Comme pour l’alchimiste, cette étude, mais aussi cette envie, vise à transfigurer la matière vile en or. Effectivement, par le verbe poétique, l’expérience du monde, aussi désordonnée et abjecte soit-elle, devient belle et poétique. Extraire la beauté du mal, de la laideur, prendre de la « boue » et en faire de l’« or », c’est ainsi donner à la poésie le pouvoir d’enchanté le réel, de l’embellir. Nous pouvoir voir cette « alchimie du verbe » en action dans le poème « Une charogne ». En effet, dans ce récit en vers, l’artiste nous présente tout le pouvoir de la poésie qui arrache les êtres et les choses au gouffre de la mort et à la réalité de la décomposition. Il métamorphose la mort en vie ; par son art, il transforme le vulgaire, le banal, l'horreur en un chef d'œuvre : telle est la signification de la métaphore de l'alchimie dans l’œuvre de Baudelaire. C’est cette « alchimie du verbe » qui permet également à l’auteur d’« évoquer le Printemps avec [sa] volonté » et de « tirer un soleil de [son] cœur », « Spleen ».

        La conception du poète comme alchimiste revient donc à mettre au premier plan, non la représentation du monde, mais le pouvoir du langage poétique à enchanter et/ou à réinventer le monde.  

        Nous pouvons également considérer le poète comme un alchimiste car il « pétrit de la boue » et en fait de « l’or ».

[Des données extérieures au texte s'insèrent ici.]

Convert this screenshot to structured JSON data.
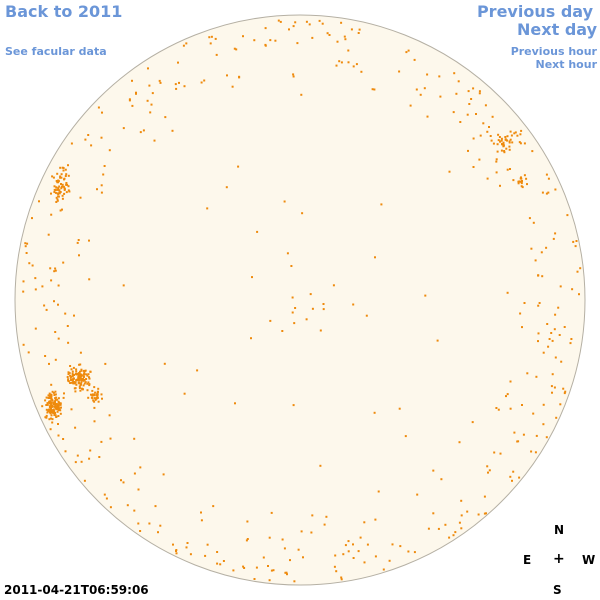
{
  "nav": {
    "back": "Back to 2011",
    "facular": "See facular data",
    "previous_day": "Previous day",
    "next_day": "Next day",
    "previous_hour": "Previous hour",
    "next_hour": "Next hour"
  },
  "timestamp": "2011-04-21T06:59:06",
  "compass": {
    "north": "N",
    "east": "E",
    "center": "+",
    "west": "W",
    "south": "S"
  },
  "colors": {
    "disk_fill": "#fdf8ec",
    "disk_edge": "#b5b0a4",
    "spot": "#ee8a0d",
    "link": "#6b96d8"
  }
}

        La boue est un élément matériel qui renvoie à un mélange de terre et d’eau. Chez Baudelaire, ce terme est employé dans des contextes à connotations négatives. Elle est par exemple évoquée au vers un du poème « Brumes et pluies » : « printemps trempé de boue ». De plus, c’est un élément lié à l’humus et à la décomposition des corps comme nous pouvons le voir dans le premier vers du poème « Mort joyeux » : « Dans une terre grasse et pleine d’escargot ». La boue représente également l’ensemble des déchets produits par une ville, les ordures. C. Baudelaire la présente ainsi dans les poèmes de la section « Tableaux parisiens », comme dans « Le Vin des chiffonniers » ou encore dans « Le Crépuscule du soir ». La fange renvoie aussi à la souillure morale, les péchés, les vices, la débauche. Cela renvoie à une humanité fautive, celle d’après la chute au vers trois du poème « L’irrémédiable » : « Dans un Styx bourbeux et plombé ». Pour finir, la bourbe est une souffrance physique et morale, le fameux spleen. Le poète nous le montre dans son poème « Causerie » mais également dans « Moesta et erranbunda » qui signifie « Ici la boue est faite de nos pleurs ! ». L’or, quant à lui, est l’opposé de la boue. Il représente la beauté, le bien, le bonheur, le Soleil.